Something that most people don’t know, is that when the Supreme Court handed down its ruling regarding Roe v. Wade, legalizing abortion nationally, it was actually rendering a decision on two separate cases. The second was a case out of Georgia known as Doe v. Bolton. The plaintiff, Mary Doe, whose real name was Sandra Cano, had a similar shitty background to Norma McCorvey, aka Jane Roe. Sandra had a severe learning disability and a medical condition which made part of her face droop. When she was seventeen, she was forced to marry a gas station attendant after he knocked her up, even though he was a convicted child molester who continually violated his probation. As a result of this little factoid, Sandra’s first three children were moved into foster care and Sandra had a mental breakdown, being institutionalized for a time before escaping. In 1969, pregnant with her fourth child, Sandra went to a lawyer named Margie Hames to see about getting a divorce. However, Hames, more interested in challenging Georgia’s abortion law, lied to Sandra and had her sign documents which she never read, which kicked off Doe v. Bolton. Hames then signed Sandra up for an abortion she didn’t want, leading to Sandra fleeing the state for six months in the mistaken belief that Hames could force her to kill her baby. Despite this, the case continued forward clear to the U.S. Supreme Court.
Sandra didn’t fully understand her role in the case until her cause was taken up by anti-abortion advocates a year after the verdict. Decidedly anti-abortion, this led to her becoming a loud advocate for the appeal of Roe v. Wade and Doe v. Bolton, a call that gained strength in the 1980’s with the growth of the Christian evangelical movement. This was decidedly not all that great for the pro-abortion movement, which responded by revealing to the world that Norma McCorvey was Jane Roe. Though she was a little rough around the edges, by which I mean she reeked of booze and had a foul mouth, she was pro-abortion. Norma, who was not a big fan of working as a housekeeper, enjoyed her new celebrity status, hitting the interview and advocacy circuit, proudly telling people how her quest to get an abortion after getting raped had changed the world. Unfortunately, her story became much less popular in 1987 when she admitted in an interview that her pregnancy had not been the result of rape.
As a result of Norma’s less than truthful narrative, she drifted back into obscurity for a time. However, she missed the limelight, so in 1989 made up a story that an anti-abortion advocate fired a shotgun at the house she shared with her partner, Connie Gonzalez. This put her back in the pro-abortion camp’s good graces. Facing both a Supreme Court case trying to limit abortions and Sandra trying to overturn Doe v. Bolton on the grounds that she had been lied to, both of which ultimately failed, it was decided to once again overlook Norma’s alcoholism and instability. Norma was bigger than ever, hob knobbing with celebrities, giving political endorsements, creating a foundation, having a movie made about her, and writing an autobiography. However, nothing lasts forever, and by 1995, the money for interviews had largely dried up again and the pro-abortion community had mostly gone back to ignoring Norma, leaving her with little beyond a low paying job at a local abortion clinic. It was at this point that Norma switched sides, announcing she had become a born again Christian who was fervently against abortion.

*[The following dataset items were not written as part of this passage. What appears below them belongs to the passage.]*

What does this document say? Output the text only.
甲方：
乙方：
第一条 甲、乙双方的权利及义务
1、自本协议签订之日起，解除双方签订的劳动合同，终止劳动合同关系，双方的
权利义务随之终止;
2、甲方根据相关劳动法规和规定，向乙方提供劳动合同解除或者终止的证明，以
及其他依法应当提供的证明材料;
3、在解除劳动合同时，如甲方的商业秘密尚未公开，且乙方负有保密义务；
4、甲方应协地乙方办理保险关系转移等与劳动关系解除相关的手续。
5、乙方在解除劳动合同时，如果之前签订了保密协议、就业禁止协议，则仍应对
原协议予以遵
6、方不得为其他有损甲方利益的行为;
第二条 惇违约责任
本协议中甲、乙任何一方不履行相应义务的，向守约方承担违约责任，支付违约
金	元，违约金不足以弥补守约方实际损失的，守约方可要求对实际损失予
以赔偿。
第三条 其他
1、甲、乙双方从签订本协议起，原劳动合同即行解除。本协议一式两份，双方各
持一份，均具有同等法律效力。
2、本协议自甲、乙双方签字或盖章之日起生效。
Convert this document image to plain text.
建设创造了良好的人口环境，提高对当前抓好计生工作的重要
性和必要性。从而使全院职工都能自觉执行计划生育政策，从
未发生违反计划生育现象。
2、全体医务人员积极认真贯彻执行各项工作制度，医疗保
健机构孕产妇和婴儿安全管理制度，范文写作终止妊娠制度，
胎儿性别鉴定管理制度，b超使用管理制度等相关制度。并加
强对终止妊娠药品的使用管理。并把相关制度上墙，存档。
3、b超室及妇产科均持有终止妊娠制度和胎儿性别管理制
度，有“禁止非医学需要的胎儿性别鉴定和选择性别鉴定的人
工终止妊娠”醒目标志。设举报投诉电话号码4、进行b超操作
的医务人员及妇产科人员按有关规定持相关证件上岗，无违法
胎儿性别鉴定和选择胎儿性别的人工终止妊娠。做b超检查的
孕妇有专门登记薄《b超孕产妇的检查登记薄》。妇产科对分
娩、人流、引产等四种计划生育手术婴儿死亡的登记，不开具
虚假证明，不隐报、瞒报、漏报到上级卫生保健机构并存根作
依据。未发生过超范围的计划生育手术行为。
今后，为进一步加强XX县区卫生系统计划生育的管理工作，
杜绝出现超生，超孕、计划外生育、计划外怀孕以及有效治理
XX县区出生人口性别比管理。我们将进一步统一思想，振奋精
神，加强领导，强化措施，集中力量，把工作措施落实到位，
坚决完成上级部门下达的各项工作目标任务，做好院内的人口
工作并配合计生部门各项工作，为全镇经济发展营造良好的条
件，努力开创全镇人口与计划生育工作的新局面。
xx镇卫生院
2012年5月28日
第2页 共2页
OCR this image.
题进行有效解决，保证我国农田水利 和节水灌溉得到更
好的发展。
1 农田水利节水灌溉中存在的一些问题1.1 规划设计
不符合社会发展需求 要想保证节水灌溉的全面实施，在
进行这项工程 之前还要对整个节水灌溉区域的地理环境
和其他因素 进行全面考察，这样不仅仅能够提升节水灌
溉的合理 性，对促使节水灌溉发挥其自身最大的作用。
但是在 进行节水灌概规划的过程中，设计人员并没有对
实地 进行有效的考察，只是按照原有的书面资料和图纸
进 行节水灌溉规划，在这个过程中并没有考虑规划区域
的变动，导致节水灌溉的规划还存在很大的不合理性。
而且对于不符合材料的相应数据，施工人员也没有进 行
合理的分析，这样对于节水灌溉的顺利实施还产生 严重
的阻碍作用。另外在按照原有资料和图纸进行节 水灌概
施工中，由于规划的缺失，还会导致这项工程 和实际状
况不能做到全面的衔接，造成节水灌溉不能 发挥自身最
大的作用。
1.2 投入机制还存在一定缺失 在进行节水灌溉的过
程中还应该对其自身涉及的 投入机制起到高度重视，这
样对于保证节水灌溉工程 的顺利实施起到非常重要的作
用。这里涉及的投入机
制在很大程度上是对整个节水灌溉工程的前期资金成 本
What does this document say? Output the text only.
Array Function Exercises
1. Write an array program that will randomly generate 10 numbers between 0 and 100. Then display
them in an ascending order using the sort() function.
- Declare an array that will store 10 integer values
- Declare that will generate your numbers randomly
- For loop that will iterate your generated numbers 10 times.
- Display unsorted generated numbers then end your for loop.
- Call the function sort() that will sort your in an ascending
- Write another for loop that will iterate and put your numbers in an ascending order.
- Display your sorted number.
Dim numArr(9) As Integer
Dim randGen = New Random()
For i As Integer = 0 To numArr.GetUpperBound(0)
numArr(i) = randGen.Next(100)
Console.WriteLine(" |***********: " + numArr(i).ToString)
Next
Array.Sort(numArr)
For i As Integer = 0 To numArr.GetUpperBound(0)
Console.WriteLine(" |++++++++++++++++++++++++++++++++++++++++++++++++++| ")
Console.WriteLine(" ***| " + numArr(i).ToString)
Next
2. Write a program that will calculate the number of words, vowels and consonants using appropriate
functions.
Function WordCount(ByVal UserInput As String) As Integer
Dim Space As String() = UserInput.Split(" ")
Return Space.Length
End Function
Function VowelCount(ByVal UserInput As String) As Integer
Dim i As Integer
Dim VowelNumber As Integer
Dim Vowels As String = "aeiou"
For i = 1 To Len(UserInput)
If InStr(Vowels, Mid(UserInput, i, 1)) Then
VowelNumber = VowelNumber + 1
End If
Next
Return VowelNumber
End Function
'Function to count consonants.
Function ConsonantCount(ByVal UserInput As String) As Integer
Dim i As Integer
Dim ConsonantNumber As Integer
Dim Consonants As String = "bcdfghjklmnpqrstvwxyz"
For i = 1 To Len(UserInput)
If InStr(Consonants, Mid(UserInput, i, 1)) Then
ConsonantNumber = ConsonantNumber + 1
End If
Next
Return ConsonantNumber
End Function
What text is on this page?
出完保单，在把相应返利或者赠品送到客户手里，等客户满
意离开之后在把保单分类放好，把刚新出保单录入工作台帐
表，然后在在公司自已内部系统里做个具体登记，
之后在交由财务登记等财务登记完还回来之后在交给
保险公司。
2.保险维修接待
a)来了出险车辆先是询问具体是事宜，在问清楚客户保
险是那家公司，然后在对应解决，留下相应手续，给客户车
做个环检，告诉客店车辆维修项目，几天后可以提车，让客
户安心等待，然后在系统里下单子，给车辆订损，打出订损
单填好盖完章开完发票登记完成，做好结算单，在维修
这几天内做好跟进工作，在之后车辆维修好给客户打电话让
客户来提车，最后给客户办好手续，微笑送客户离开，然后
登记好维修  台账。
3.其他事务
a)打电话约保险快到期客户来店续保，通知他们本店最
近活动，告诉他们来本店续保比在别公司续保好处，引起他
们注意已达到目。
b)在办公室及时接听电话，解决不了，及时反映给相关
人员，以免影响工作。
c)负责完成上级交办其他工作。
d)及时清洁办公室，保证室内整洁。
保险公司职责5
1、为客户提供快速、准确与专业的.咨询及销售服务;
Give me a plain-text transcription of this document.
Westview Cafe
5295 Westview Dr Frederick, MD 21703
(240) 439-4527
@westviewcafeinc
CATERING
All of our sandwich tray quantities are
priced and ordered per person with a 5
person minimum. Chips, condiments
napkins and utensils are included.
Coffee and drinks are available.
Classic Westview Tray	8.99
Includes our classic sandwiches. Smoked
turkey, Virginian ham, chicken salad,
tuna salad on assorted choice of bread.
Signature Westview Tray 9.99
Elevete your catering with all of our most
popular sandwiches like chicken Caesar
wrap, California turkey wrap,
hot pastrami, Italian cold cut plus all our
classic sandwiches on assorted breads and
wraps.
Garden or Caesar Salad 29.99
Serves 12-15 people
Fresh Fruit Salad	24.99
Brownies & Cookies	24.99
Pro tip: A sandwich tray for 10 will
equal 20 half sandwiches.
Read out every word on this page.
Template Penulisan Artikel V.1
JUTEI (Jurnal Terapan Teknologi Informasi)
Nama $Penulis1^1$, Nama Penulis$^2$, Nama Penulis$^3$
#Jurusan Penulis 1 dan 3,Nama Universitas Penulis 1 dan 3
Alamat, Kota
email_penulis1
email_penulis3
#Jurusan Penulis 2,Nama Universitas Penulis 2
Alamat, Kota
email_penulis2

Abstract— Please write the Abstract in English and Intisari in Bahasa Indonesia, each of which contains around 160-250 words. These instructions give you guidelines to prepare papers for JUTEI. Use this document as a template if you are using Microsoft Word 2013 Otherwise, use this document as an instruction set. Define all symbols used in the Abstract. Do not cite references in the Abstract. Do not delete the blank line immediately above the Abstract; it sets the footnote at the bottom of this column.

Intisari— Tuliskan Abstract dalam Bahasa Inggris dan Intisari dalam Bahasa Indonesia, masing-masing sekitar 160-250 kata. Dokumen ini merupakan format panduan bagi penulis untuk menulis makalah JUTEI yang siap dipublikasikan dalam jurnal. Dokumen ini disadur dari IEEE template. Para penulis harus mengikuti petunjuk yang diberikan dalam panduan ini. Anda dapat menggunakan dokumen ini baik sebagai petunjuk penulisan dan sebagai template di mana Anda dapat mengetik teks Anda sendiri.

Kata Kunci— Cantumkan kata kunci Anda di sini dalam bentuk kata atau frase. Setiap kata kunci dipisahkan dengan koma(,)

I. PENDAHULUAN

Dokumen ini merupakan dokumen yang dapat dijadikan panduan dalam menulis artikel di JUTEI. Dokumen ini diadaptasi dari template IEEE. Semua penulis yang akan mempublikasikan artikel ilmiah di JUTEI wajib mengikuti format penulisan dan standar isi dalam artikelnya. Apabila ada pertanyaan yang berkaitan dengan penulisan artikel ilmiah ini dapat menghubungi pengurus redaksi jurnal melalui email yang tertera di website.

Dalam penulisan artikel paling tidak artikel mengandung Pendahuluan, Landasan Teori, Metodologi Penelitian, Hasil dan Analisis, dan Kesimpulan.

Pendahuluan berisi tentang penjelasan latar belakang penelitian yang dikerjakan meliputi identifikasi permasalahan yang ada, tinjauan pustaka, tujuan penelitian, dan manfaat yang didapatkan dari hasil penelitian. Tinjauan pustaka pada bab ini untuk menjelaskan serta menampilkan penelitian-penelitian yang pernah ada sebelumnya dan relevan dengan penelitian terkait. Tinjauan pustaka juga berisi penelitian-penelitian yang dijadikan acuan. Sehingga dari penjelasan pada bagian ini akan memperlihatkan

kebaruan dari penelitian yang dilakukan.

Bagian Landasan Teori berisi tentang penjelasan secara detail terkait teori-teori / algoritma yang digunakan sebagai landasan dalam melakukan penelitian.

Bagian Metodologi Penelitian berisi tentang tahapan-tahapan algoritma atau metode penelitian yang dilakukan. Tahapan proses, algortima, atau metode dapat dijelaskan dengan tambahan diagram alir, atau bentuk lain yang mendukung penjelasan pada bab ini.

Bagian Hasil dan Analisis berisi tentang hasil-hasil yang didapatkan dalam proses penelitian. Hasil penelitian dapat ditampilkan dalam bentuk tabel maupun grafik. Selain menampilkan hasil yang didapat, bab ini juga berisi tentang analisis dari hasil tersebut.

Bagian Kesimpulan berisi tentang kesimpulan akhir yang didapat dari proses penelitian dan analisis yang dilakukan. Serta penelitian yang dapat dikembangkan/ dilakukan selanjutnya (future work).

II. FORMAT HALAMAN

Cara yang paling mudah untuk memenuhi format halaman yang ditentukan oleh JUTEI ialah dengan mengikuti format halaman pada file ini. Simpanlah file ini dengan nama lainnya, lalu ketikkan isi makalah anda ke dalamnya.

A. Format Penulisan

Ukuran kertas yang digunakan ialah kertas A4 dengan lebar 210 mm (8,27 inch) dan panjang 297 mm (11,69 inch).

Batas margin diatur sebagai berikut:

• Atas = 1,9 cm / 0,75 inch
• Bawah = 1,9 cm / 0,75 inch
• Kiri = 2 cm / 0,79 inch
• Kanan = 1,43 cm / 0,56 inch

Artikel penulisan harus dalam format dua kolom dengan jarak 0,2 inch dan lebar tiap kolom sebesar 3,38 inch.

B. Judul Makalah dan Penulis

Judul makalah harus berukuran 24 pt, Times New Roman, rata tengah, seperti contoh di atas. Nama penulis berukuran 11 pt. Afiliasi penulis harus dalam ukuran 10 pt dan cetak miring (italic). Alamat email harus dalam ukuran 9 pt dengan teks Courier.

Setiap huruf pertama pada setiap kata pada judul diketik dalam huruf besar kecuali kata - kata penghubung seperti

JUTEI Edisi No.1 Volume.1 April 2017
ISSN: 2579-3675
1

Now this might seem a bit confusing, until you realize it was all about the money. As it turned out, the anti-abortion talk circuit was more lucrative, so Norma changed sides, not only switching her stance on abortion, but also announcing that she was no longer a lesbian and that Connie, her partner of over twenty years, was now just a platonic friend and roommate. Norma fully transformed herself into an anti-abortion advocate, writing a new autobiography to counter her first version, starring in an anti-abortion movie, and even getting arrested at anti-abortion protests. However, though she helped raised millions of dollars for the cause, she received only a pittance in return, at one point even asking supporters to send her money so she and Connie could buy food. Connie remained in the picture until 2004, when Norma left her after she suffered a stroke. Norma died in 2017 at the age of 69. On her deathbed she admitted in her interview that her anti-abortion activism had been all an act which she did because doing it made money. As for Sandra, she attempted to get Doe v. Bolton overturned again in 2000 and 2006, failing again both times. Her claim of her lawyer committing fraud never legally recognized, she died in 2014 at the age of 67.
Even after death, both Norma McCorvey and Sandra Cano are claimed to be both heroes and villains by both sides of the abortion debate. In the end, neither women was really either of these things. Rather, they were just two women of little means who got swept up into something far bigger than themselves, one spending the rest of her life trying to escape it and the other trying to take advantage of it. This isn’t a story meant to shed light on the ethics of allowing or banning abortions. This is a story of meant to highlight that history is a messy thing, the examination of which leaves little to nothing pure or unscathed.